The GNU libc also includes convenient case-insensitive variants strcasecmp
and strncasecmp
(not standard C).
char *strchr(const char *s, int c)
char *strrchr(const char *s, int c)
These two functions search a string for a given character and returns a pointer to first occurrence found, or NULL if not found. strchr
searches left to right, strrchr
from right to left.
char *strstr(const char *haystack, const char *needle)
strstr
searches for the first occurrence of the substring needle
in the string haystack
. Returns a pointer to the occurrence found within haystack
or NULL if no occurrence found.
char *strdup(const char *s)
The strdup
function is not standard C, but this minor convenience function is a common addition offered by the GNU libc. It returns a new heap-allocated copy of the given string (equivalent to malloc + strcpy). It is an oddball in that it allocates heap memory "secretly", forcing client to know to free without having explicitly malloc'ed themselves.
strspn
answers the question, "How many places can we go in the first string s
before I encounter a character not in the second string accept
?". It returns a count. The ordering of characters in the second string does not matter:
size_t strspn(const char *s, const char *accept);
strcspn
is the opposite - it answer the question, "How many places can we go in the first string s
before I encounter a character in the second string reject
?" It returns a count. The ordering of characters in the second string does not matter.

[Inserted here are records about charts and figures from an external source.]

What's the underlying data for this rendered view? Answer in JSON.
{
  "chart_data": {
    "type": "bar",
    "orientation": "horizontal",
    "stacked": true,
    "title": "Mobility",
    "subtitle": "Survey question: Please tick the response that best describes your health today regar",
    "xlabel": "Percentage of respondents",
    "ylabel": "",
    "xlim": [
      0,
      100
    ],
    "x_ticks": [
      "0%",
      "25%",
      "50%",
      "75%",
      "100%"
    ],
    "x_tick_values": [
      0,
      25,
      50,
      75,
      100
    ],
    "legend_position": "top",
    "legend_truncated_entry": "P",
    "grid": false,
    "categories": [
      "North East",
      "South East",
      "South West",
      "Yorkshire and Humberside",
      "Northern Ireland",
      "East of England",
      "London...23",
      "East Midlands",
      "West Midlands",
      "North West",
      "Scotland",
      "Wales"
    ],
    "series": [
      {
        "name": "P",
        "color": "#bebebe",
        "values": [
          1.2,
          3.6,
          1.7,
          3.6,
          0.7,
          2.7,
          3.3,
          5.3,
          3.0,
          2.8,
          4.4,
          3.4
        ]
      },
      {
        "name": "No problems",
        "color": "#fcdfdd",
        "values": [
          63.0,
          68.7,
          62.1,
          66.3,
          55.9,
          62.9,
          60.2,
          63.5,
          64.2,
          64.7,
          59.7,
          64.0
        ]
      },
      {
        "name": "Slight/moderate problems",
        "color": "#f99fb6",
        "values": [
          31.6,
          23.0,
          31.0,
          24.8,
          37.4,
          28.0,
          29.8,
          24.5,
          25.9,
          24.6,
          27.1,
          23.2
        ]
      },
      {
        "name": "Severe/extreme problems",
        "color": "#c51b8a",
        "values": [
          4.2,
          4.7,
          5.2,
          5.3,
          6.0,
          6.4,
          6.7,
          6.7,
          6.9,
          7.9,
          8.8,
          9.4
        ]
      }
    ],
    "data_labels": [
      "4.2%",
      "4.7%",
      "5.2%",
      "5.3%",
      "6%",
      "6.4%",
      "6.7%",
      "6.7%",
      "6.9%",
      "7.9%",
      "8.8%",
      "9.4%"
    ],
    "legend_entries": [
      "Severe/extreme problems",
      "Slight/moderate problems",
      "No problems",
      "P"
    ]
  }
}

size_t strcspn(const char *s, const char *reject);
Data operations
void *memcpy(void *dest, const void *src, size_t n)
void *memmove(void *dest, const void *src, size_t n)
These functions copy raw data from one memory location to another. Both copy n bytes from the memory pointed to by src to the memory pointed to by dest. The pointers src and dest should refer to valid memory at least n bytes long. The memmove variant should be used when the src and dest regions overlap, memcpy is not guaranteed to work correctly in such a case. Both functions return the dest pointer.
void *memset(void *dest, int ch, size_t n)
memset
repeatedly writes the given character ch into each of the first n bytes of memory pointed to by dest. Returns dest pointer.
<ctype.h> char functions
For largely historical reasons, the ctype functions use the type int
for the arguments and return values, even though those values are actually treated as char
.
int isdigit(int ch)
int isalpha(int ch)
int isupper(int ch)... and many others (see man page for ctype)
The ctype isXXX
functions classify a given character ch
as alphabetic, punctuation, etc. The return value is non-zero for true, 0 for false.
int toupper(int ch)
int tolower(int ch)
These functions return the upper/lower case equivalent of character ch
(or return ch
unchanged if not a alphabetic letter).
<assert.h> assertions
assert(expr) / /btw, assert is a preprocessor macro, not a function
Verifies the given expression evaluates to true. If not, halts the program and prints a diagnostic message about the failed assertion. It can be helpful to use asserts during development to verify required conditions. Should an exceptional situation arise, the failed assert will immediately draw your attention to the problematic condition. Note that assert is a diagnostic communication between programmers (or programmer-to-self). They are not appropriate for communicating to the user -- when you are informing the user how to properly use the program, better to use your own error-handling scheme with helpfully-worded print statements.